Le Pérou au bord du gouffre : Keiko Fujimori touche au but dans un pays fracturé
Par: L'Aigle du Texas
Le verdict des urnes est presque total, mais la paix civile s’éloigne à grands pas. Alors que l'Office national des processus électoraux (ONPE) a désormais dépouillé 99,9 % des suffrages du second tour de la présidentielle, la candidate de la droite conservatrice, Keiko Fujimori, culmine à 50,12 % des voix. Forte d'une avance d'un peu plus de 43 000 bulletins, mathématiquement impossible à rattraper pour son adversaire, la cheffe de file du parti Force Populaire s'apprête, à sa quatrième tentative, à s'installer dans le fauteuil présidentiel.
Cependant, ce triomphe sur le fil, propulsé en grande partie par le vote massif de la diaspora résidant aux États-Unis et au Japon, dessine les contours d'une victoire au goût de soufre.
Loin de capituler, son rival de gauche, Roberto Sánchez, a immédiatement allumé la mèche de la contestation en dénonçant une « violation grave du processus électoral ». L'héritier politique de l'ex-président destitué Pedro Castillo cible explicitement des irrégularités administratives présumées dans le traitement des quelque 300 000 bulletins provenant de l’étranger, qui ont fait basculer le scrutin en faveur de la droite. Refusant par avance de reconnaître la légitimité d’un futur gouvernement fujimoriste, Sánchez engage le pays dans un dangereux bras de fer institutionnel. Ses partisans, massivement ancrés dans les régions rurales et minières pauvres du sud du pays, menacent déjà de descendre dans la rue, réveillant les spectres des crises politiques à répétition qui paralysent l'État.

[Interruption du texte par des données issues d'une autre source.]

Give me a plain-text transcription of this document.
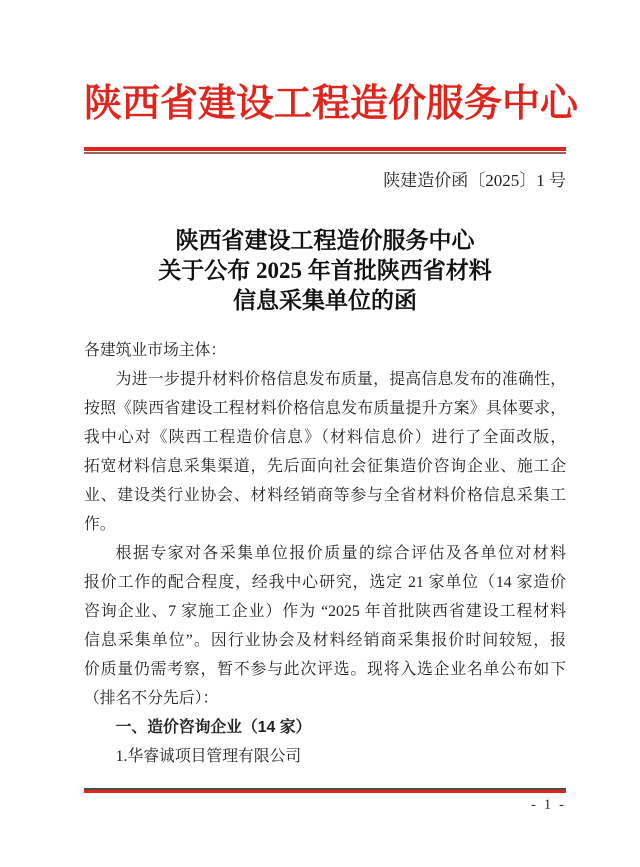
陕西省建设工程造价服务中心
陕建造价函〔2025〕1 号
陕西省建设工程造价服务中心
关于公布 2025 年首批陕西省材料
信息采集单位的函
各建筑业市场主体：
为进一步提升材料价格信息发布质量，提高信息发布的准确性，
按照《陕西省建设工程材料价格信息发布质量提升方案》具体要求，
我中心对《陕西工程造价信息》（材料信息价）进行了全面改版，
拓宽材料信息采集渠道，先后面向社会征集造价咨询企业、施工企
业、建设类行业协会、材料经销商等参与全省材料价格信息采集工
作。
根据专家对各采集单位报价质量的综合评估及各单位对材料
报价工作的配合程度，经我中心研究，选定 21 家单位（14 家造价
咨询企业、7 家施工企业）作为 “2025 年首批陕西省建设工程材料
信息采集单位”。因行业协会及材料经销商采集报价时间较短，报
价质量仍需考察，暂不参与此次评选。现将入选企业名单公布如下
（排名不分先后）：
一、造价咨询企业（14 家）
1.华睿诚项目管理有限公司
- 1 -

Cette élection ravive la fracture historique et quasi viscérale qui déchire le Pérou depuis trente ans : le fujimorisme contre l'antifujimorisme. Keiko Fujimori a fait campagne sur une promesse d'ordre, de répression ultra-ferme de la criminalité et de défense absolue du modèle économique libéral mis en place dans les années 1990 par son père, l'ancien président autocrate Alberto Fujimori. Pour ses électeurs, concentrés dans la capitale aisée, Lima, elle incarne la stabilité macroéconomique face au spectre du chaos socialiste. Pour ses détracteurs, elle reste la représentante d'une dynastie politique entachée par de lourds scandales de corruption et des violations passées des droits de l'homme, un héritage qui suscite une méfiance absolue chez près de la moitié des Péruviens.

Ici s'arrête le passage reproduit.